Kyle Korver Weighs in on Social Inequality and White Privilege

The unfortunate racial events that occurred in 2020 helped to lead to a heightened social awareness in people who otherwise were never plagued by racism. White allies from all over the country took to the streets and took on tear gas and beatings from police in the name of social justice.

Back in April 2019 retired NBA player and social activist, Kyle Korver , wrote a memoir-like article entitled “Privilege” where he recollects his teammates experiences with racism and how those experiences helped to open his eyes to white privilege and the two Americas. In it he recalls on events such as his teammate, Thabo Sefolosha, being assaulted and arrested by NYPD or Russell Westbrook being berated with racial slurs during a game. These events lead Korver to question his programmed way of thinking and caused him to look at these events and others from an unprivileged perspective.

Korver recently sat down with the The Rematch with Etan Thomas and touched base on social inequality, the role he feels he needs to play in the fight for justice, and basketball.

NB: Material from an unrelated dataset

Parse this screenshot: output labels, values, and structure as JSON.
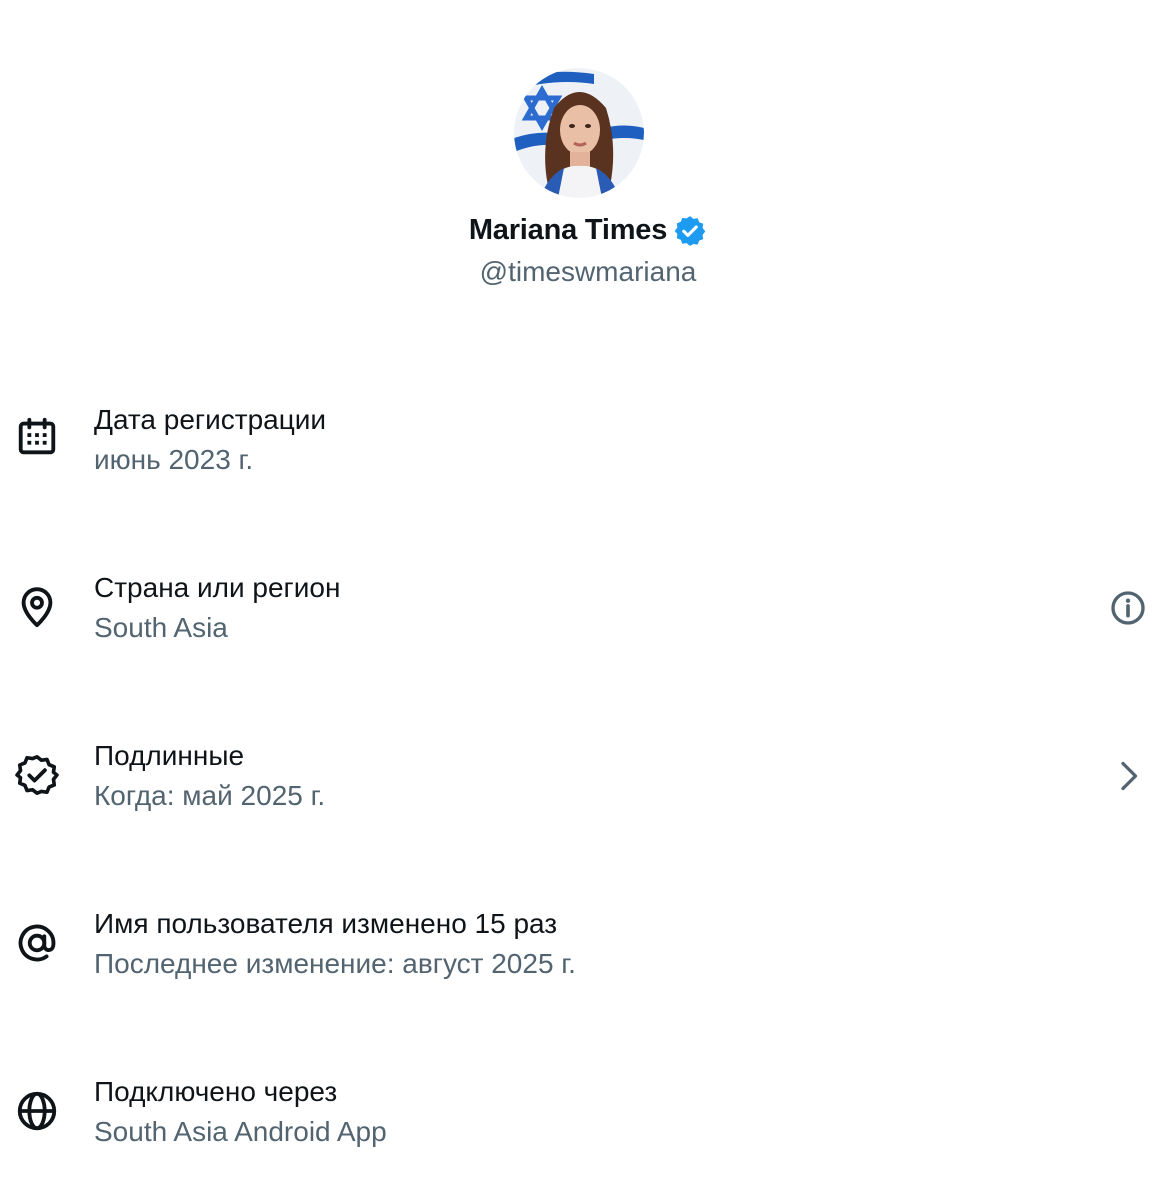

Korver felt the best way to reach a white audience was to lead with his own stories and experiences. He acknowledges that while there are many black articulate leaders that can deliver the message better than he can, that his white counterparts will be more likely to listen when the message comes from a fellow white man. “We’re in a place, especially as white men, that we must step in to this and try to humbly walk this journey, and align ourselves where we are listening to black voices who are educating us and giving us the right messages to say,” believes Korver.

“I want to be a bridge because I care deeply. I have many black friends who I love, who I don’t just see as equal but I see as better than me. They’re better people, better dads, better athletes, more creative, stronger, braver, more courageous than I am. And I am also connected to a lot of white people who I know to be generous, and kind, and loving and they love their country and their families. But there’s this huge gap between us. How do we step into the middle and bridge this. You can’t just point fingers at each other,” says Korver.

Korver believes that the start to a solution towards racial equality is empathy and listening. He believes white people must be able to step back and really evaluate a problem that may not be their reality, or even the reality of people around them. He feels that as a society we tend to hold tight to what we believe and understand and that many lack the ability to see things from another perspective.

“You don’t know what you don’t know. But that’s why it is important for us to be messengers because there is a whole different America that these white networks will never see or will never experience if we’re not trying to bring this message. Just because you’re in diversity doesn’t mean you can see, doesn’t mean you know. There’s a lot of work that has to happen in your heart,” says Korver.

Thomas asked Korver about his opinion on the awkward interview between Shaq and Donovan Mitchell of the Utah Jazz, one of Korver’s former teams. During the interview Shaq told Mitchell he doesn’t have what it takes to take it to the next level. Korver states, “Theres a responsibility when you talk on that big of a stage. I think as someone who is looked up too you have the opportunity to speak positivity and speak life in to people. Ultimately that’s what we should want to do in life.” Korver says he looks for opportunities to push players and those around him forward and he believes that is the key to bettering the game of basketball and life in general.

Korver possesses a humbled, yet proactive and eager spirit towards the fight for equality. He has aligned himself in the fight and proven to be a valuable ally. Korver wants more white men to align themselves in the movement and says that while some white people have chosen to distance themselves, many white players have approached him looking for ways to make themselves allies as well.

“This is big work. The more you step in to this the more you realize how deep, painful and hard this story is. But we all have a role to play,” tells Korver.